Kathleen Winter has a giant pile of books she's been meaning to read
In Kathleen Winter's novel, Lost in September, an ex-soldier named Jimmy wanders the streets of modern-day Montreal, suffering from PTSD and bearing a striking likeness to an 18th-century British general. The historic general in question is James Wolfe, war hero and frustrated artist, who died in a 1759 battle that would have a tremendous impact on Canada. The book is a finalist for the Governor General's Literary Award for fiction.
1. Tracey Lindberg asks, "What book is on your nightstand right now? How long has it been there?"
Hot, Wet, & Shaking: How I learned to talk about sex by Kaleigh Trace. Love Street by Susan Perly. Lucky Peach magazine's gender issue from the summer of 2013. Jeramy Dodds' translation of The Poetic Edda. The Promise of Canada by Charlotte Gray. These are the most recent atop a towering pile. Mrs. Dalloway never leaves the pile. I think I spy Lincoln in the Bardo by George Saunders flying toward it.
2. Heather O'Neill asks, "What's the strangest thing you've done while researching a book?"
For my new novel Lost in September, I hired a self-proclaimed world-famous handwriting expert, a lovely man named Doris, to give me a psychological and forensic analysis of General James Wolfe's letters.

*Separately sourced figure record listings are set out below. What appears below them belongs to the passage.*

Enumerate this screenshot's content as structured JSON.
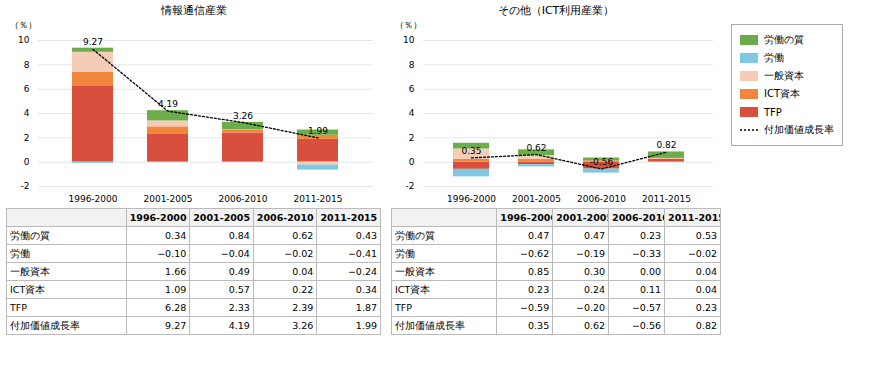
{
  "chart_data": [
    {
      "type": "bar",
      "stacked": true,
      "title": "情報通信産業",
      "ylabel": "（％）",
      "categories": [
        "1996-2000",
        "2001-2005",
        "2006-2010",
        "2011-2015"
      ],
      "series": [
        {
          "name": "TFP",
          "color": "#d94f3d",
          "values": [
            6.28,
            2.33,
            2.39,
            1.87
          ]
        },
        {
          "name": "ICT資本",
          "color": "#f0873d",
          "values": [
            1.09,
            0.57,
            0.22,
            0.34
          ]
        },
        {
          "name": "一般資本",
          "color": "#f5cdb6",
          "values": [
            1.66,
            0.49,
            0.04,
            -0.24
          ]
        },
        {
          "name": "労働",
          "color": "#7ec8e3",
          "values": [
            -0.1,
            -0.04,
            -0.02,
            -0.41
          ]
        },
        {
          "name": "労働の質",
          "color": "#6aad4a",
          "values": [
            0.34,
            0.84,
            0.62,
            0.43
          ]
        },
        {
          "name": "付加価値成長率",
          "type": "line",
          "line_style": "dotted",
          "color": "#000000",
          "data_labels": true,
          "values": [
            9.27,
            4.19,
            3.26,
            1.99
          ]
        }
      ],
      "ylim": [
        -2,
        10
      ],
      "yticks": [
        -2,
        0,
        2,
        4,
        6,
        8,
        10
      ],
      "grid": true,
      "table": [
        {
          "name": "労働の質",
          "values": [
            "0.34",
            "0.84",
            "0.62",
            "0.43"
          ]
        },
        {
          "name": "労働",
          "values": [
            "−0.10",
            "−0.04",
            "−0.02",
            "−0.41"
          ]
        },
        {
          "name": "一般資本",
          "values": [
            "1.66",
            "0.49",
            "0.04",
            "−0.24"
          ]
        },
        {
          "name": "ICT資本",
          "values": [
            "1.09",
            "0.57",
            "0.22",
            "0.34"
          ]
        },
        {
          "name": "TFP",
          "values": [
            "6.28",
            "2.33",
            "2.39",
            "1.87"
          ]
        },
        {
          "name": "付加価値成長率",
          "values": [
            "9.27",
            "4.19",
            "3.26",
            "1.99"
          ]
        }
      ]
    },
    {
      "type": "bar",
      "stacked": true,
      "title": "その他（ICT利用産業）",
      "ylabel": "（％）",
      "categories": [
        "1996-2000",
        "2001-2005",
        "2006-2010",
        "2011-2015"
      ],
      "series": [
        {
          "name": "TFP",
          "color": "#d94f3d",
          "values": [
            -0.59,
            -0.2,
            -0.57,
            0.23
          ]
        },
        {
          "name": "ICT資本",
          "color": "#f0873d",
          "values": [
            0.23,
            0.24,
            0.11,
            0.04
          ]
        },
        {
          "name": "一般資本",
          "color": "#f5cdb6",
          "values": [
            0.85,
            0.3,
            0.0,
            0.04
          ]
        },
        {
          "name": "労働",
          "color": "#7ec8e3",
          "values": [
            -0.62,
            -0.19,
            -0.33,
            -0.02
          ]
        },
        {
          "name": "労働の質",
          "color": "#6aad4a",
          "values": [
            0.47,
            0.47,
            0.23,
            0.53
          ]
        },
        {
          "name": "付加価値成長率",
          "type": "line",
          "line_style": "dotted",
          "color": "#000000",
          "data_labels": true,
          "values": [
            0.35,
            0.62,
            -0.56,
            0.82
          ]
        }
      ],
      "ylim": [
        -2,
        10
      ],
      "yticks": [
        -2,
        0,
        2,
        4,
        6,
        8,
        10
      ],
      "grid": true,
      "legend": "right",
      "table": [
        {
          "name": "労働の質",
          "values": [
            "0.47",
            "0.47",
            "0.23",
            "0.53"
          ]
        },
        {
          "name": "労働",
          "values": [
            "−0.62",
            "−0.19",
            "−0.33",
            "−0.02"
          ]
        },
        {
          "name": "一般資本",
          "values": [
            "0.85",
            "0.30",
            "0.00",
            "0.04"
          ]
        },
        {
          "name": "ICT資本",
          "values": [
            "0.23",
            "0.24",
            "0.11",
            "0.04"
          ]
        },
        {
          "name": "TFP",
          "values": [
            "−0.59",
            "−0.20",
            "−0.57",
            "0.23"
          ]
        },
        {
          "name": "付加価値成長率",
          "values": [
            "0.35",
            "0.62",
            "−0.56",
            "0.82"
          ]
        }
      ]
    }
  ]
}
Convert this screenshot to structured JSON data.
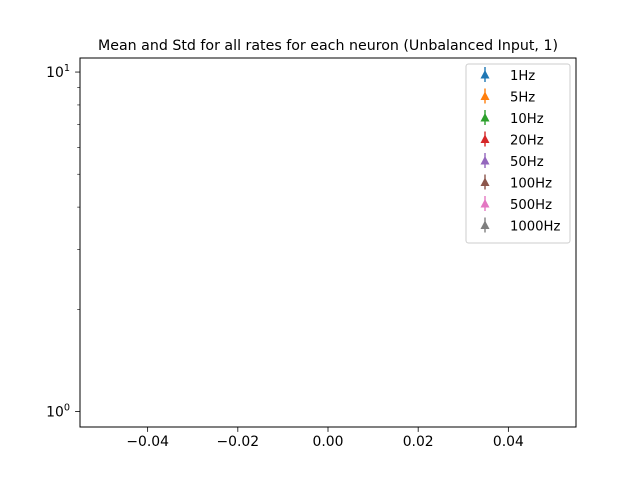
{
  "chart_data": {
    "type": "scatter",
    "title": "Mean and Std for all rates for each neuron (Unbalanced Input, 1)",
    "xlabel": "",
    "ylabel": "",
    "xlim": [
      -0.055,
      0.055
    ],
    "ylim": [
      0.9,
      11
    ],
    "yscale": "log",
    "grid": false,
    "legend_position": "top-right",
    "x_ticks": [
      {
        "value": -0.04,
        "label": "−0.04"
      },
      {
        "value": -0.02,
        "label": "−0.02"
      },
      {
        "value": 0.0,
        "label": "0.00"
      },
      {
        "value": 0.02,
        "label": "0.02"
      },
      {
        "value": 0.04,
        "label": "0.04"
      }
    ],
    "y_major_ticks": [
      {
        "value": 1,
        "base": "10",
        "exp": "0"
      },
      {
        "value": 10,
        "base": "10",
        "exp": "1"
      }
    ],
    "y_minor_ticks": [
      2,
      3,
      4,
      5,
      6,
      7,
      8,
      9
    ],
    "series": [
      {
        "name": "1Hz",
        "color": "#1f77b4",
        "marker": "triangle-up",
        "points": []
      },
      {
        "name": "5Hz",
        "color": "#ff7f0e",
        "marker": "triangle-up",
        "points": []
      },
      {
        "name": "10Hz",
        "color": "#2ca02c",
        "marker": "triangle-up",
        "points": []
      },
      {
        "name": "20Hz",
        "color": "#d62728",
        "marker": "triangle-up",
        "points": []
      },
      {
        "name": "50Hz",
        "color": "#9467bd",
        "marker": "triangle-up",
        "points": []
      },
      {
        "name": "100Hz",
        "color": "#8c564b",
        "marker": "triangle-up",
        "points": []
      },
      {
        "name": "500Hz",
        "color": "#e377c2",
        "marker": "triangle-up",
        "points": []
      },
      {
        "name": "1000Hz",
        "color": "#7f7f7f",
        "marker": "triangle-up",
        "points": []
      }
    ]
  }
}
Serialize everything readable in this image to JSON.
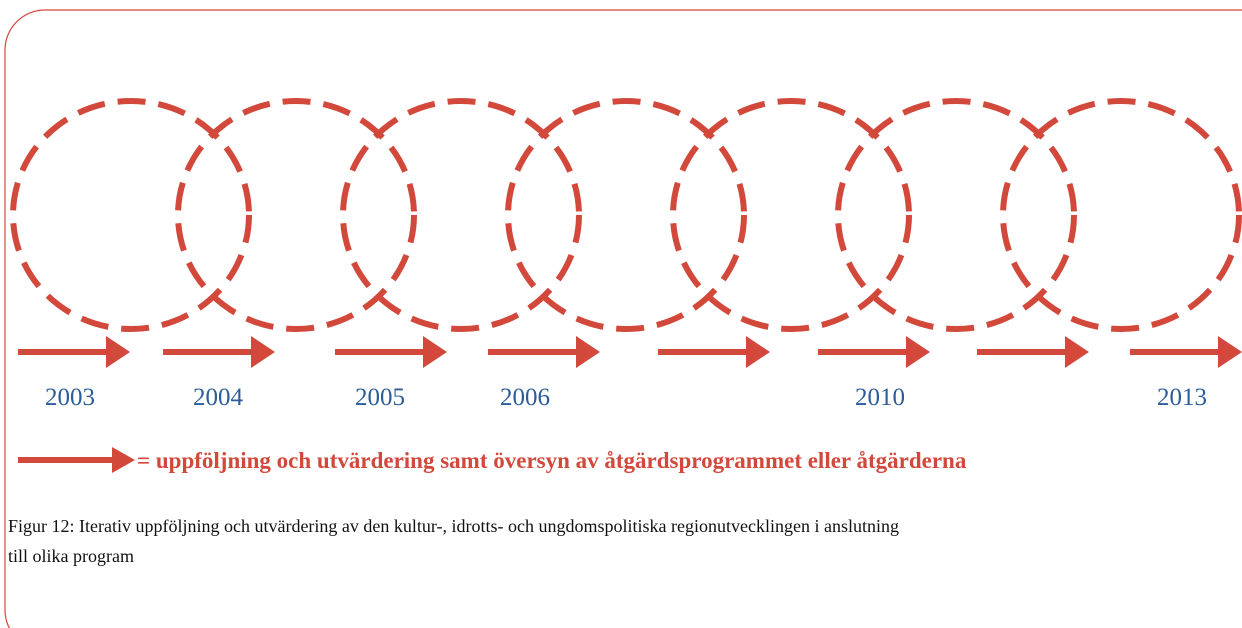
{
  "diagram": {
    "years": [
      "2003",
      "2004",
      "2005",
      "2006",
      null,
      "2010",
      null,
      "2013"
    ],
    "legend": "= uppföljning och utvärdering samt översyn av åtgärdsprogrammet eller åtgärderna",
    "caption": [
      "Figur 12: Iterativ uppföljning och utvärdering av den kultur-, idrotts- och ungdomspolitiska regionutvecklingen i anslutning",
      "till olika program"
    ]
  }
}
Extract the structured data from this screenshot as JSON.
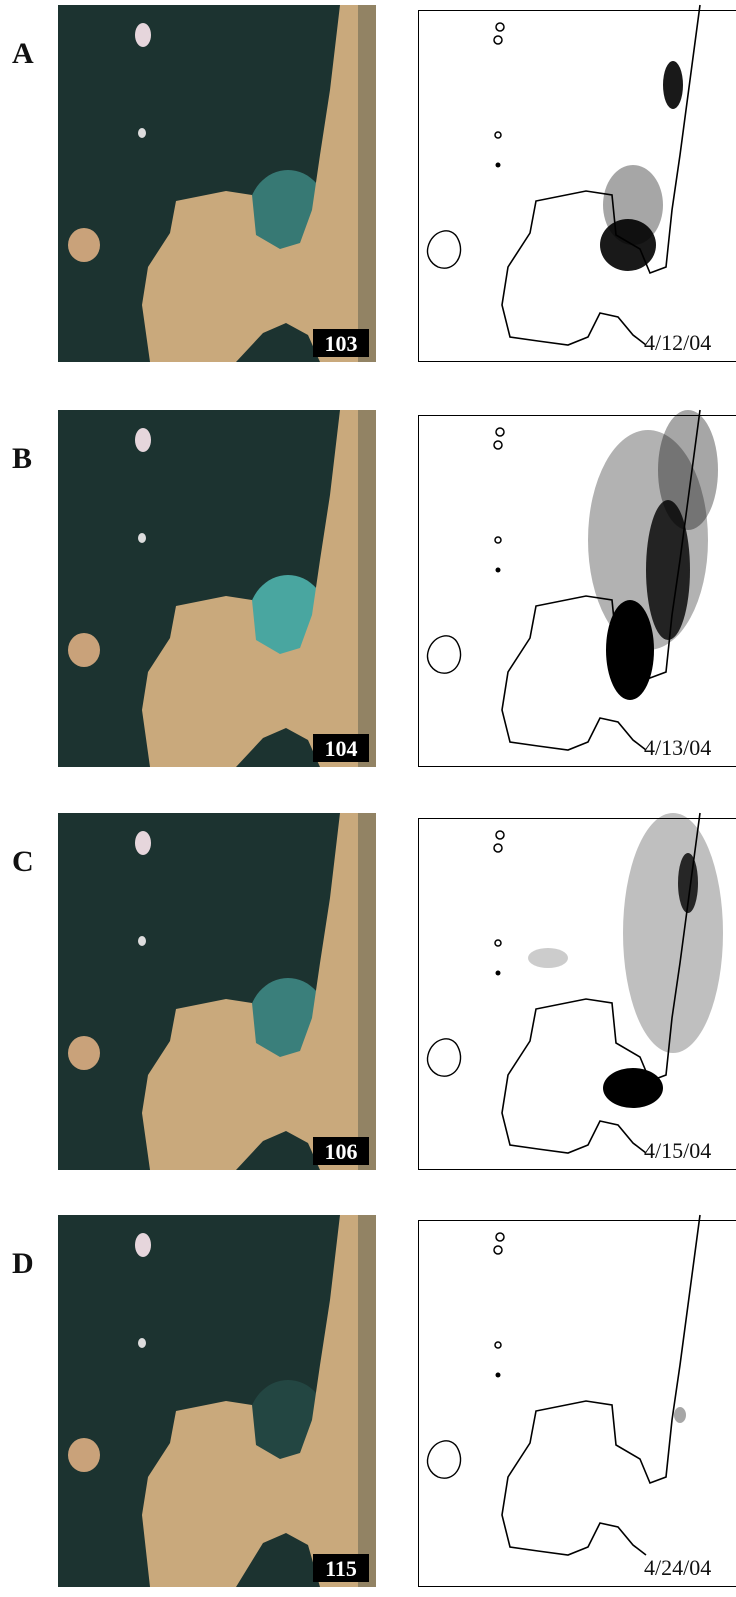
{
  "panels": [
    {
      "label": "A",
      "day": "103",
      "date": "4/12/04"
    },
    {
      "label": "B",
      "day": "104",
      "date": "4/13/04"
    },
    {
      "label": "C",
      "day": "106",
      "date": "4/15/04"
    },
    {
      "label": "D",
      "day": "115",
      "date": "4/24/04"
    }
  ]
}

3. Madeleine Thien asks, "When does talking to oneself become a problem? Or, when does not talking to oneself become a problem?"
I used to worry about it until I saw a writer doing it in a Montreal café and realized it didn't look that bad. It just looks like someone mumbling in an unending but dignified stream.
4. Emma Donoghue asks, "What quality or tic in your writing, or flaw or dearth in your works as a whole, makes you blush?"
I have to check every manuscript for invasions of the words inchoate, subversive and magnolia.
5. Ivan Coyote asks, "If you weren't a writer, what would your dream job be?"
I would make vegetarian street food and cater events in urban parks out of a van.
6. Beth Powning asks, "Describe the journey that you take after you have finished writing a book and are wondering what you are going to write next."
I'm in that place now. It involves lovingly hanging my handwashed laundry with wooden pegs on the clothesline and trying not to creep out strangers on my people-watching walks.
7. Gary Barwin asks, "How or where does a piece of writing begin for you?"
I hear something or notice something whose story blooms in me like a jellyfish or passionflower or slow-motion fireworks.
8. Durga Chew-Bose asks, "If you could have any view just outside the room where you write, what would it be?"
There is a huge cottonwood tree in our backyard. From its top the crows and squirrels and cardinals have a 360 degree view of the following: downtown Montreal with its spangling lights, the Champlain bridge lacing its way over the Saint Lawrence River, the streets of Verdun (my neighbourhood) and the river's course both to the sea and inland to Ile des Rapides wild bird sanctuary and beyond. I'd love swaying in wind and rain and sun while I could see all those things.